David Kamp (Canterbury) said the original 2015 motion had been a plea for a change in the CNC for the appointment of the Bishop of Dover. He recalled a practical letter from Archbishop Ramsey to his own father, a clergyman, as an example of “an archbishop [who was] practical in the management of his diocese” at a time “when we knew exactly where the decisions were made”. The Bishop of Dover was again an appointment of the Archbishop. He suggested: “Make the Bishop of Dover as close as possible to a diocesan bishop”.

Jayne Ozanne (Oxford) also resisted the motion. “We need a primate for all of England – all of us,” she said.
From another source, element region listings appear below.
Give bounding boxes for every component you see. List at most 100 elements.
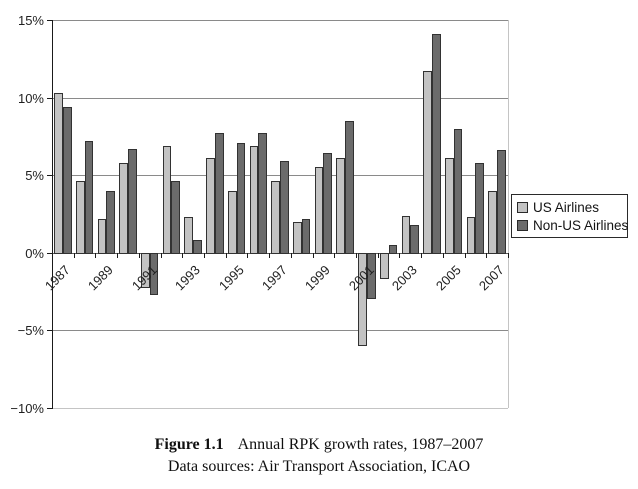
x-axis-tick-16 <box>399 252 401 258</box>
bar-non-us-airlines-1994 <box>214 133 224 254</box>
y-axis-label-5: 5% <box>25 168 44 184</box>
bar-non-us-airlines-2006 <box>475 162 485 254</box>
bar-non-us-airlines-2004 <box>432 33 441 254</box>
y-axis-line <box>52 20 53 409</box>
us-airlines-swatch-icon <box>517 201 528 213</box>
x-axis-label-1997: 1997 <box>258 262 290 294</box>
bar-non-us-airlines-1990 <box>128 148 137 254</box>
x-axis-tick-5 <box>160 252 162 258</box>
bar-non-us-airlines-1988 <box>84 141 94 254</box>
bar-us-airlines-1989 <box>97 218 107 254</box>
x-axis-tick-20 <box>486 252 488 258</box>
bar-non-us-airlines-1997 <box>280 161 289 254</box>
bar-non-us-airlines-2001 <box>366 252 376 300</box>
bar-us-airlines-2000 <box>336 158 346 254</box>
bar-us-airlines-1995 <box>227 190 237 254</box>
bar-non-us-airlines-1992 <box>171 181 181 254</box>
bar-non-us-airlines-2007 <box>497 150 506 254</box>
bar-us-airlines-2004 <box>423 71 432 254</box>
bar-non-us-airlines-1987 <box>62 106 72 254</box>
x-axis-tick-21 <box>508 252 509 258</box>
y-axis-tick-15 <box>47 20 52 21</box>
x-axis-tick-2 <box>95 252 97 258</box>
bar-us-airlines-2007 <box>488 190 498 254</box>
x-axis-tick-6 <box>182 252 184 258</box>
bar-us-airlines-1996 <box>249 145 259 254</box>
bar-non-us-airlines-1991 <box>149 252 159 295</box>
x-axis-tick-9 <box>247 252 249 258</box>
gridline--10 <box>52 408 508 409</box>
x-axis-tick-12 <box>312 252 314 258</box>
y-axis-label-0: 0% <box>25 245 44 261</box>
bar-non-us-airlines-2002 <box>388 245 398 254</box>
x-axis-tick-8 <box>225 252 227 258</box>
x-axis-label-1995: 1995 <box>215 262 247 294</box>
y-axis-label-10: 10% <box>17 90 44 106</box>
bar-non-us-airlines-2005 <box>453 128 463 254</box>
x-axis-tick-13 <box>334 252 336 258</box>
gridline--5 <box>52 330 508 332</box>
bar-non-us-airlines-1995 <box>236 142 246 254</box>
caption-line-2: Data sources: Air Transport Association,… <box>167 458 471 475</box>
bar-us-airlines-2006 <box>466 217 476 254</box>
gridline-15 <box>52 20 508 21</box>
bar-us-airlines-1991 <box>141 252 150 289</box>
bar-non-us-airlines-1993 <box>193 240 202 254</box>
x-axis-label-1989: 1989 <box>85 262 117 294</box>
y-axis-tick--5 <box>47 330 52 332</box>
x-axis-tick-0 <box>52 252 53 258</box>
legend-label-non-us-airlines: Non-US Airlines <box>533 217 629 233</box>
legend-item-non-us-airlines: Non-US Airlines <box>517 216 628 234</box>
bar-non-us-airlines-2000 <box>345 120 354 254</box>
x-axis-tick-17 <box>421 252 423 258</box>
bar-non-us-airlines-1989 <box>106 190 115 254</box>
y-axis-tick-5 <box>47 175 52 177</box>
x-axis-tick-14 <box>356 252 357 258</box>
bar-non-us-airlines-2003 <box>410 224 419 254</box>
bar-us-airlines-2001 <box>358 252 367 346</box>
bar-non-us-airlines-1996 <box>258 133 267 254</box>
x-axis-label-2005: 2005 <box>432 262 464 294</box>
x-axis-tick-19 <box>464 252 466 258</box>
bar-us-airlines-1997 <box>271 181 280 254</box>
x-axis-tick-15 <box>377 252 379 258</box>
x-axis-tick-10 <box>269 252 271 258</box>
figure-caption: Figure 1.1 Annual RPK growth rates, 1987–… <box>0 434 638 478</box>
x-axis-label-2007: 2007 <box>475 262 508 294</box>
caption-line-1: Figure 1.1 Annual RPK growth rates, 1987–… <box>0 434 638 456</box>
x-axis-label-1993: 1993 <box>171 262 204 294</box>
bar-us-airlines-1998 <box>293 221 302 254</box>
bar-non-us-airlines-1999 <box>323 153 333 254</box>
caption-figure-number: Figure 1.1 <box>154 436 224 453</box>
x-axis-tick-4 <box>138 252 140 258</box>
y-axis-label--10: −10% <box>10 401 44 416</box>
y-axis-tick-0 <box>47 252 52 254</box>
x-axis-tick-11 <box>290 252 292 258</box>
bar-us-airlines-1992 <box>162 145 172 254</box>
x-axis-tick-7 <box>204 252 205 258</box>
bar-us-airlines-1988 <box>75 181 85 254</box>
gridline-10 <box>52 97 508 99</box>
y-axis-tick--10 <box>47 408 52 409</box>
x-axis-tick-1 <box>73 252 75 258</box>
bar-us-airlines-1990 <box>119 162 128 254</box>
bar-us-airlines-1999 <box>314 167 324 254</box>
legend-label-us-airlines: US Airlines <box>533 199 600 215</box>
bar-us-airlines-1994 <box>206 158 215 254</box>
bar-us-airlines-1987 <box>54 92 63 254</box>
plot-area-right-border <box>508 20 509 408</box>
chart-legend: US Airlines Non-US Airlines <box>511 194 628 238</box>
legend-item-us-airlines: US Airlines <box>517 198 622 216</box>
y-axis-label--5: −5% <box>17 323 44 339</box>
non-us-airlines-swatch-icon <box>517 219 528 231</box>
bar-us-airlines-1993 <box>184 217 194 254</box>
x-axis-tick-18 <box>442 252 444 258</box>
x-axis-tick-3 <box>117 252 119 258</box>
bar-non-us-airlines-1998 <box>301 218 311 254</box>
bar-us-airlines-2005 <box>445 158 454 254</box>
y-axis-tick-10 <box>47 97 52 99</box>
bar-us-airlines-2003 <box>401 215 411 254</box>
x-axis-label-1987: 1987 <box>41 262 73 294</box>
caption-title: Annual RPK growth rates, 1987–2007 <box>237 436 484 453</box>
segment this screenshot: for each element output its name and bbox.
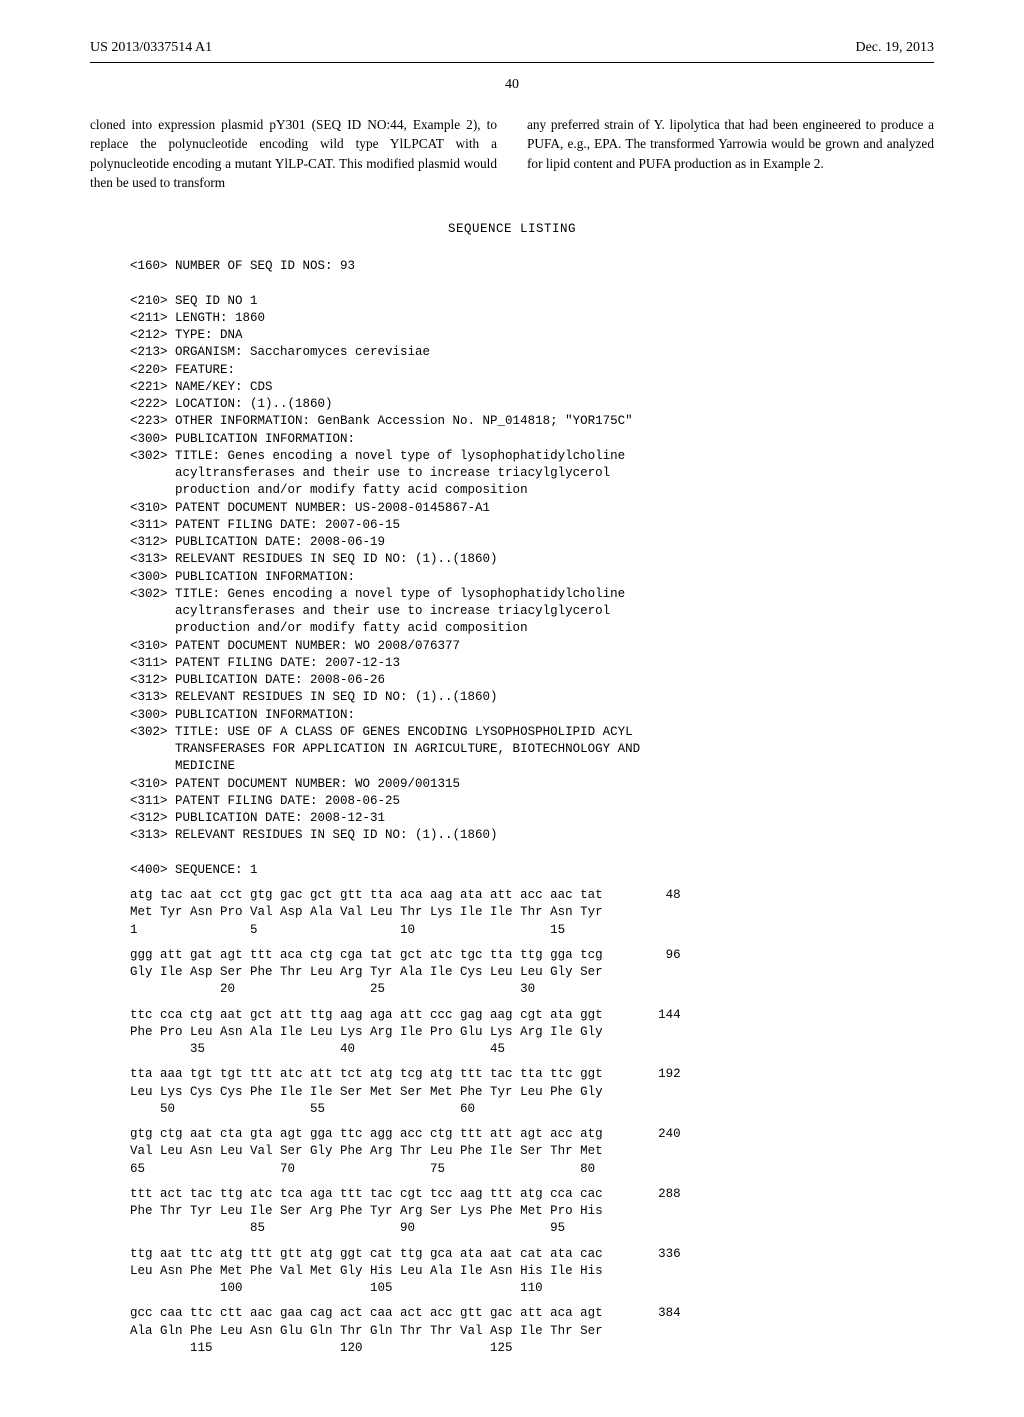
sequence-position: 192 [621, 1066, 681, 1118]
sequence-position: 336 [621, 1246, 681, 1298]
sequence-row: ttc cca ctg aat gct att ttg aag aga att … [130, 1007, 603, 1059]
sequence-position: 144 [621, 1007, 681, 1059]
sequence-position: 48 [621, 887, 681, 939]
sequence-listing-title: SEQUENCE LISTING [90, 222, 934, 236]
sequence-rows: atg tac aat cct gtg gac gct gtt tta aca … [90, 887, 934, 1357]
publication-number: US 2013/0337514 A1 [90, 40, 212, 56]
page-number: 40 [90, 77, 934, 93]
sequence-row: atg tac aat cct gtg gac gct gtt tta aca … [130, 887, 603, 939]
sequence-row: ttg aat ttc atg ttt gtt atg ggt cat ttg … [130, 1246, 603, 1298]
sequence-position: 288 [621, 1186, 681, 1238]
body-right-column: any preferred strain of Y. lipolytica th… [527, 115, 934, 192]
sequence-header: <160> NUMBER OF SEQ ID NOS: 93 <210> SEQ… [130, 258, 934, 879]
sequence-row: tta aaa tgt tgt ttt atc att tct atg tcg … [130, 1066, 603, 1118]
sequence-position: 384 [621, 1305, 681, 1357]
header-divider [90, 62, 934, 63]
body-text: cloned into expression plasmid pY301 (SE… [90, 115, 934, 192]
sequence-row: ggg att gat agt ttt aca ctg cga tat gct … [130, 947, 603, 999]
sequence-position: 240 [621, 1126, 681, 1178]
sequence-row: gcc caa ttc ctt aac gaa cag act caa act … [130, 1305, 603, 1357]
publication-date: Dec. 19, 2013 [855, 40, 934, 56]
body-left-column: cloned into expression plasmid pY301 (SE… [90, 115, 497, 192]
sequence-position: 96 [621, 947, 681, 999]
sequence-row: ttt act tac ttg atc tca aga ttt tac cgt … [130, 1186, 603, 1238]
sequence-row: gtg ctg aat cta gta agt gga ttc agg acc … [130, 1126, 603, 1178]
One of the reasons we were ‘paralyzed’ on issues such as gender identity was that ‘our own Archbishop had to keep tabs on the Anglican Communion. Others have made progress; we remain in a quagmire. She suggested what was needed was “a brand new boat, not a refit of the deckchairs”. There were also sensitivities to recognize, she said. Many members of the Communion might be in communion not so much with the Archbishop of Canterbury as with the Queen.
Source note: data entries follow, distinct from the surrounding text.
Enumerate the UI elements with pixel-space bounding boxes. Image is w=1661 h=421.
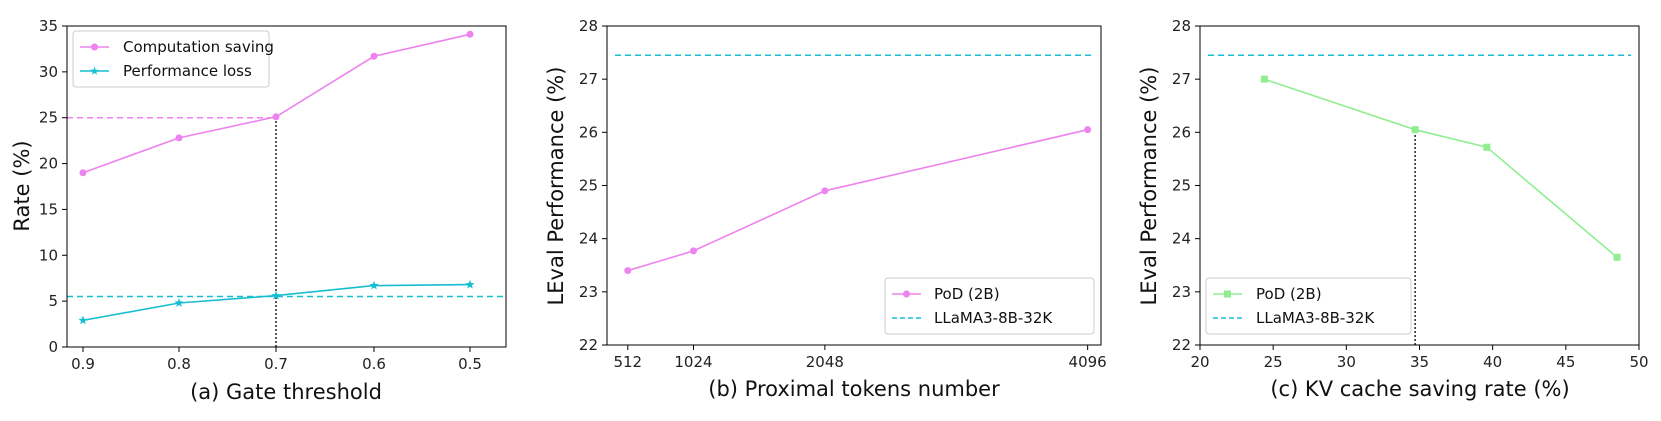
data-point-computation-saving-4 xyxy=(466,30,474,38)
legend: PoD (2B) LLaMA3-8B-32K xyxy=(1205,277,1412,335)
y-axis-label: LEval Performance (%) xyxy=(544,67,568,306)
data-point-computation-saving-1 xyxy=(175,134,183,142)
panel-c-kv-cache-saving: 22 23 24 25 26 27 28 20 25 30 35 40 45 50 (c) KV cach… xyxy=(1137,17,1649,401)
x-tick-label-1024: 1024 xyxy=(674,353,712,371)
data-point-pod-2b-1 xyxy=(1411,126,1419,134)
legend-performance-loss: Performance loss xyxy=(123,62,252,80)
y-tick-label-27: 27 xyxy=(579,70,598,88)
x-tick-label-20: 20 xyxy=(1190,353,1209,371)
y-tick-label-0: 0 xyxy=(48,338,58,356)
y-tick-label-26: 26 xyxy=(1172,123,1191,141)
y-tick-label-24: 24 xyxy=(579,230,598,248)
panel-a-gate-threshold: 0 5 10 15 20 25 30 35 0.9 0.8 0.7 0.6 0.5 (a) Gate t… xyxy=(10,17,507,404)
data-point-pod-2b-2 xyxy=(821,187,829,195)
y-tick-label-20: 20 xyxy=(39,155,58,173)
data-point-pod-2b-1 xyxy=(689,247,697,255)
data-point-computation-saving-3 xyxy=(370,52,378,60)
data-point-performance-loss-4 xyxy=(465,279,475,289)
panel-b-proximal-tokens: 22 23 24 25 26 27 28 512 1024 2048 4096 (b) Proxim… xyxy=(544,17,1107,401)
y-tick-label-27: 27 xyxy=(1172,70,1191,88)
legend: PoD (2B) LLaMA3-8B-32K xyxy=(884,277,1095,335)
data-point-pod-2b-3 xyxy=(1613,253,1621,261)
y-tick-label-10: 10 xyxy=(39,246,58,264)
y-tick-label-30: 30 xyxy=(39,63,58,81)
plot-frame xyxy=(66,25,507,348)
x-tick-label-30: 30 xyxy=(1337,353,1356,371)
y-tick-label-25: 25 xyxy=(1172,177,1191,195)
y-axis-label: Rate (%) xyxy=(10,140,34,231)
x-tick-label-4096: 4096 xyxy=(1069,353,1107,371)
y-tick-label-35: 35 xyxy=(39,17,58,35)
legend: Computation saving Performance loss xyxy=(72,30,274,88)
x-axis-label: (c) KV cache saving rate (%) xyxy=(1270,377,1569,401)
data-point-performance-loss-2 xyxy=(271,290,281,300)
data-point-computation-saving-2 xyxy=(272,113,280,121)
data-point-pod-2b-0 xyxy=(624,267,632,275)
x-tick-label-2048: 2048 xyxy=(806,353,844,371)
x-tick-label-0-5: 0.5 xyxy=(458,355,482,373)
x-tick-label-512: 512 xyxy=(613,353,642,371)
x-tick-label-0-7: 0.7 xyxy=(264,355,288,373)
data-point-performance-loss-1 xyxy=(174,298,184,307)
data-point-computation-saving-0 xyxy=(79,169,87,177)
y-tick-label-22: 22 xyxy=(579,336,598,354)
y-tick-label-24: 24 xyxy=(1172,230,1191,248)
data-point-performance-loss-3 xyxy=(369,280,379,290)
legend-pod-2b: PoD (2B) xyxy=(934,285,1000,303)
y-tick-label-28: 28 xyxy=(579,17,598,35)
legend-pod-2b: PoD (2B) xyxy=(1256,285,1322,303)
x-tick-label-45: 45 xyxy=(1556,353,1575,371)
x-tick-label-50: 50 xyxy=(1629,353,1648,371)
y-tick-label-26: 26 xyxy=(579,123,598,141)
y-axis-label: LEval Performance (%) xyxy=(1137,67,1161,306)
series-line-pod-2b xyxy=(1264,78,1618,258)
x-tick-label-0-9: 0.9 xyxy=(71,355,95,373)
x-tick-label-35: 35 xyxy=(1410,353,1429,371)
data-point-pod-2b-3 xyxy=(1084,126,1092,134)
y-tick-label-23: 23 xyxy=(579,283,598,301)
y-tick-label-5: 5 xyxy=(48,292,58,310)
legend-llama3-8b-32k: LLaMA3-8B-32K xyxy=(1256,309,1375,327)
data-point-pod-2b-2 xyxy=(1483,143,1491,151)
legend-computation-saving: Computation saving xyxy=(123,38,274,56)
y-tick-label-25: 25 xyxy=(39,109,58,127)
x-axis-label: (a) Gate threshold xyxy=(190,380,382,404)
x-tick-label-0-6: 0.6 xyxy=(362,355,386,373)
x-tick-label-25: 25 xyxy=(1264,353,1283,371)
data-point-performance-loss-0 xyxy=(78,315,88,325)
x-axis-label: (b) Proximal tokens number xyxy=(708,377,1000,401)
x-tick-label-40: 40 xyxy=(1483,353,1502,371)
y-tick-label-28: 28 xyxy=(1172,17,1191,35)
y-tick-label-23: 23 xyxy=(1172,283,1191,301)
y-tick-label-15: 15 xyxy=(39,200,58,218)
y-tick-label-25: 25 xyxy=(579,177,598,195)
series-line-pod-2b xyxy=(627,128,1088,272)
y-tick-label-22: 22 xyxy=(1172,336,1191,354)
data-point-pod-2b-0 xyxy=(1260,75,1268,83)
x-tick-label-0-8: 0.8 xyxy=(167,355,191,373)
legend-llama3-8b-32k: LLaMA3-8B-32K xyxy=(934,309,1053,327)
Reverend Jake Madin (York) supported the general aims of the consultation, but pointed out that a two-thirds majority was difficult to obtain from a membership of 17; the figure needed to be redesigned. He also thought about where those representatives would be chosen: “based on geography” was not representative of where most lived.

Canon Bruce Bryant-Scott (Europe) declared himself born and raised in Canada. The original proposal appeared to be primarily for the Bishop of Dover, he said; therefore: “Are we trying to solve a problem that does not exist? Is it deeply colonial? The Archbishop of Canterbury is first among equals, but that’s because none of us can come up with a viable alternative. Should it, he asked, be a case of “a non-British citizen telling the C of E that it must be a decision made by English people”?

The first Church property commissioner, Alan Smith, told the Synod of his upbringing in Barbados. His great-great-grandfather had been born a slave, but had built Anglican churches, and was therefore one of only five people in Barbados to have a headstone there, as Anglicans did not bury people of African ancestry. “The Lord has a sense of humor,” he said.

The Anglican Church was there, “possessing plantations where people were property. Here we are today talking about giving 25% of the vote to 75% of our community. The question was not, “Are you an Anglican?” Are you from the Church of England? but “Are we brothers and sisters in the global community?” »

Dr Jamie Harrison (Durham) stepped in to remind the synod that the risk of not voting to take notice would mean the matter would lapse.

Jane Patterson (Sheffield) suggested it was a good time for consultation as there were no vacancies. She supports the principle of rethinking the composition of the CNC, but wants clarification. Questions could be included on the needs of the Communion, Canterbury See and other English Sees, to ensure equal representation of the Diocese, National Church and Communion. “It would send a signal that we intend to act. Start the conversation about the needs of Kent, England and around the world.

Gavin Drake (Southwell & Nottingham) has declared an interest as director of communications for the Anglican Communion; therefore, he will abstain in the vote. “We may not like the colonial part of our history. . . but the Archbishop of Canterbury has clout and congratulations that other bishops don’t have,” he said.

The motion to take note was passed on a vote by the Chambers: Bishops 26 nem. con., with one abstention recorded; Clergy 102-27, with 13 abstentions recorded; Laity 112-43, with 12 abstentions recorded.

The consultation is open until March 31.